Social Media Has Become Too Much
June 12, 2019
It’s 6 a.m.. Your alarm clock starts its obnoxious ring until you press snooze. Barely wake, you subconsciously grab your phone and shut off the alarm.
What’s the next thing you do? Immediately check Snapchat and answer your friends that you left waiting while you slept.
What’s next? You check Instagram, Facebook, Twitter, and VSCO to check up on anything you missed while you were missing in action for a few hours.
You eventually get out of bed and get ready for school, and while you eat breakfast what are you doing? Checking social media yet again! Maybe this time your watching a Youtube video of your favorite youtuber, or even being productive by checking your teacher’s remind making sure your all set for your homework!
The 7:30-2:03 period is where students have the most trouble feeding their social media addiction. Teachers have resorted to taking phones to ensure students are focused during class, which inevitably creates the new urge of craving their phone within arms reach to function properly.

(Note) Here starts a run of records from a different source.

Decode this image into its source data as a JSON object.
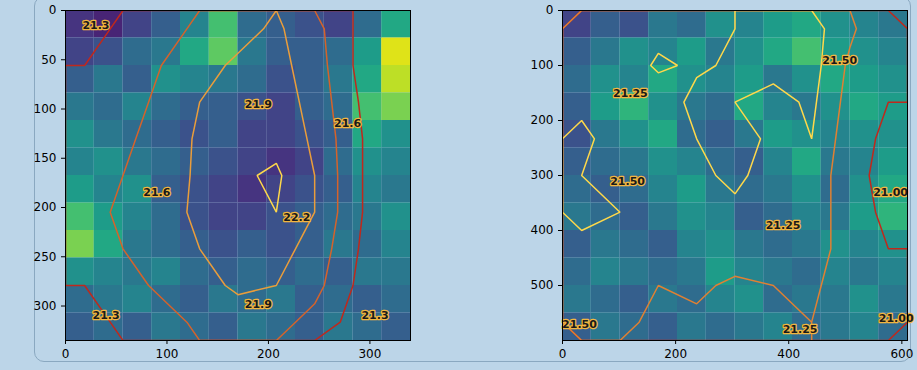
{
  "chart_data": [
    {
      "type": "heatmap",
      "xlim": [
        0,
        340
      ],
      "ylim": [
        335,
        0
      ],
      "xticks": [
        0,
        100,
        200,
        300
      ],
      "yticks": [
        0,
        50,
        100,
        150,
        200,
        250,
        300
      ],
      "zlim": [
        0,
        1
      ],
      "cells": [
        [
          0.15,
          0.1,
          0.2,
          0.3,
          0.45,
          0.7,
          0.35,
          0.3,
          0.25,
          0.2,
          0.35,
          0.6
        ],
        [
          0.2,
          0.25,
          0.35,
          0.4,
          0.6,
          0.75,
          0.4,
          0.3,
          0.3,
          0.35,
          0.55,
          0.95
        ],
        [
          0.3,
          0.4,
          0.3,
          0.5,
          0.45,
          0.4,
          0.35,
          0.25,
          0.3,
          0.4,
          0.6,
          0.9
        ],
        [
          0.4,
          0.35,
          0.45,
          0.35,
          0.3,
          0.3,
          0.25,
          0.2,
          0.3,
          0.35,
          0.7,
          0.8
        ],
        [
          0.5,
          0.4,
          0.35,
          0.3,
          0.25,
          0.3,
          0.2,
          0.2,
          0.25,
          0.3,
          0.6,
          0.5
        ],
        [
          0.45,
          0.5,
          0.4,
          0.35,
          0.3,
          0.25,
          0.2,
          0.15,
          0.2,
          0.35,
          0.5,
          0.45
        ],
        [
          0.55,
          0.45,
          0.5,
          0.3,
          0.25,
          0.2,
          0.15,
          0.2,
          0.25,
          0.3,
          0.45,
          0.4
        ],
        [
          0.7,
          0.55,
          0.45,
          0.35,
          0.25,
          0.2,
          0.2,
          0.25,
          0.3,
          0.35,
          0.4,
          0.5
        ],
        [
          0.8,
          0.6,
          0.4,
          0.35,
          0.3,
          0.25,
          0.3,
          0.25,
          0.3,
          0.4,
          0.35,
          0.45
        ],
        [
          0.5,
          0.45,
          0.4,
          0.45,
          0.35,
          0.3,
          0.35,
          0.3,
          0.35,
          0.3,
          0.4,
          0.4
        ],
        [
          0.35,
          0.4,
          0.45,
          0.35,
          0.3,
          0.4,
          0.35,
          0.4,
          0.3,
          0.35,
          0.3,
          0.35
        ],
        [
          0.3,
          0.35,
          0.3,
          0.4,
          0.35,
          0.3,
          0.4,
          0.35,
          0.3,
          0.4,
          0.35,
          0.3
        ]
      ],
      "contour_levels": [
        21.3,
        21.6,
        21.9,
        22.2
      ],
      "contour_field": [
        [
          21.2,
          21.35,
          21.5,
          21.65,
          21.8,
          21.95,
          21.7,
          21.3,
          21.0
        ],
        [
          21.3,
          21.45,
          21.6,
          21.8,
          21.95,
          22.0,
          21.75,
          21.3,
          21.0
        ],
        [
          21.4,
          21.5,
          21.65,
          21.9,
          22.0,
          22.05,
          21.8,
          21.35,
          21.0
        ],
        [
          21.5,
          21.55,
          21.7,
          21.95,
          22.1,
          22.1,
          21.85,
          21.4,
          21.0
        ],
        [
          21.55,
          21.6,
          21.75,
          21.95,
          22.15,
          22.25,
          21.9,
          21.4,
          21.0
        ],
        [
          21.5,
          21.65,
          21.8,
          21.95,
          22.1,
          22.2,
          21.9,
          21.4,
          21.0
        ],
        [
          21.4,
          21.6,
          21.75,
          21.9,
          22.0,
          22.0,
          21.8,
          21.35,
          21.0
        ],
        [
          21.3,
          21.5,
          21.65,
          21.8,
          21.95,
          21.9,
          21.7,
          21.3,
          21.0
        ],
        [
          21.2,
          21.35,
          21.5,
          21.65,
          21.75,
          21.7,
          21.5,
          21.2,
          21.0
        ]
      ],
      "annotations": [
        {
          "x": 30,
          "y": 15,
          "text": "21.3"
        },
        {
          "x": 190,
          "y": 95,
          "text": "21.9"
        },
        {
          "x": 278,
          "y": 115,
          "text": "21.6"
        },
        {
          "x": 90,
          "y": 185,
          "text": "21.6"
        },
        {
          "x": 228,
          "y": 210,
          "text": "22.2"
        },
        {
          "x": 190,
          "y": 298,
          "text": "21.9"
        },
        {
          "x": 40,
          "y": 310,
          "text": "21.3"
        },
        {
          "x": 305,
          "y": 310,
          "text": "21.3"
        }
      ]
    },
    {
      "type": "heatmap",
      "xlim": [
        0,
        610
      ],
      "ylim": [
        600,
        0
      ],
      "xticks": [
        0,
        200,
        400,
        600
      ],
      "yticks": [
        0,
        100,
        200,
        300,
        400,
        500
      ],
      "zlim": [
        0,
        1
      ],
      "cells": [
        [
          0.2,
          0.3,
          0.25,
          0.4,
          0.35,
          0.5,
          0.45,
          0.55,
          0.6,
          0.5,
          0.45,
          0.4
        ],
        [
          0.3,
          0.4,
          0.5,
          0.45,
          0.55,
          0.4,
          0.5,
          0.6,
          0.7,
          0.55,
          0.5,
          0.45
        ],
        [
          0.35,
          0.5,
          0.45,
          0.6,
          0.5,
          0.45,
          0.55,
          0.4,
          0.5,
          0.6,
          0.55,
          0.5
        ],
        [
          0.3,
          0.55,
          0.65,
          0.5,
          0.4,
          0.35,
          0.6,
          0.45,
          0.4,
          0.5,
          0.6,
          0.55
        ],
        [
          0.25,
          0.4,
          0.5,
          0.6,
          0.35,
          0.3,
          0.4,
          0.55,
          0.5,
          0.45,
          0.5,
          0.5
        ],
        [
          0.3,
          0.35,
          0.4,
          0.5,
          0.45,
          0.35,
          0.3,
          0.45,
          0.6,
          0.4,
          0.45,
          0.55
        ],
        [
          0.35,
          0.3,
          0.35,
          0.45,
          0.55,
          0.4,
          0.35,
          0.4,
          0.5,
          0.35,
          0.5,
          0.6
        ],
        [
          0.4,
          0.35,
          0.3,
          0.4,
          0.5,
          0.45,
          0.3,
          0.35,
          0.45,
          0.4,
          0.55,
          0.65
        ],
        [
          0.3,
          0.4,
          0.35,
          0.3,
          0.45,
          0.5,
          0.4,
          0.35,
          0.4,
          0.5,
          0.45,
          0.5
        ],
        [
          0.35,
          0.45,
          0.4,
          0.35,
          0.4,
          0.55,
          0.45,
          0.4,
          0.35,
          0.45,
          0.4,
          0.45
        ],
        [
          0.4,
          0.35,
          0.3,
          0.4,
          0.35,
          0.45,
          0.5,
          0.35,
          0.4,
          0.4,
          0.5,
          0.4
        ],
        [
          0.3,
          0.4,
          0.35,
          0.3,
          0.4,
          0.35,
          0.4,
          0.45,
          0.35,
          0.4,
          0.45,
          0.35
        ]
      ],
      "contour_levels": [
        21.0,
        21.25,
        21.5
      ],
      "contour_field": [
        [
          21.3,
          21.35,
          21.4,
          21.45,
          21.5,
          21.55,
          21.6,
          21.3,
          21.0
        ],
        [
          21.4,
          21.3,
          21.55,
          21.45,
          21.55,
          21.6,
          21.6,
          21.2,
          21.0
        ],
        [
          21.45,
          21.35,
          21.3,
          21.6,
          21.5,
          21.4,
          21.55,
          21.15,
          21.0
        ],
        [
          21.55,
          21.4,
          21.35,
          21.5,
          21.6,
          21.45,
          21.5,
          21.1,
          20.95
        ],
        [
          21.5,
          21.45,
          21.4,
          21.45,
          21.55,
          21.4,
          21.45,
          21.05,
          20.95
        ],
        [
          21.55,
          21.5,
          21.35,
          21.4,
          21.45,
          21.3,
          21.4,
          21.1,
          20.95
        ],
        [
          21.45,
          21.4,
          21.3,
          21.35,
          21.4,
          21.3,
          21.35,
          21.15,
          21.0
        ],
        [
          21.5,
          21.35,
          21.25,
          21.3,
          21.2,
          21.25,
          21.3,
          21.1,
          21.0
        ],
        [
          21.4,
          21.3,
          21.2,
          21.2,
          21.15,
          21.2,
          21.25,
          21.05,
          21.0
        ]
      ],
      "annotations": [
        {
          "x": 120,
          "y": 150,
          "text": "21.25"
        },
        {
          "x": 490,
          "y": 90,
          "text": "21.50"
        },
        {
          "x": 115,
          "y": 310,
          "text": "21.50"
        },
        {
          "x": 580,
          "y": 330,
          "text": "21.00"
        },
        {
          "x": 390,
          "y": 390,
          "text": "21.25"
        },
        {
          "x": 30,
          "y": 570,
          "text": "21.50"
        },
        {
          "x": 420,
          "y": 580,
          "text": "21.25"
        },
        {
          "x": 590,
          "y": 560,
          "text": "21.00"
        }
      ]
    }
  ]
}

This leads to a sudden rush to the shoe rack at the end of class to, again, check up on anything they’ve missed during the 70 minute period that they were separated from their second pair of lungs.
As a teenager myself, it would be dishonest if I did not address that this social media lifestyle did control my life as well. I find myself checking my phone more often than I’d like to admit. Quite frankly, as I’ve written this exact opinion piece, I’ve probably glanced at my phone after every sentence or two, to see if I’ve received any new notifications.
The truth is, our generation has an entirely new way of living due to the piece of technology that lays at our fingertips.
When our parents were in high school, they didn’t need their phones to make plans with their friends to hangout. Before phones and social media, people needed to communicate in person to talk to someone, which can be quite shocking for people of today’s world.
“You need to ask someone on a date in person?!” Yes, you do.
I’m not sure of the consequences our generation will face due to not practicing social skills in real life.
We live our lives needing to satisfy our online status, whether it be updating the world on attending the Ed Sheeran concert, or keeping up with our Snapchat streaks to reach that one year anniversary of snapchatting everyday.
These ‘ticks’ that teenagers face is a new problem that the older generation did not face while growing up.
Will we have problems in the real world when we’re forced to attend meetings and socialize in real life? Will we be able to make friends through talking and not finding common interests through Instagram photos? Will we be able to handle real life situations when we’re denied in real life and not through a screen?
Social media has changed the way our lives are lived, and it’s too much.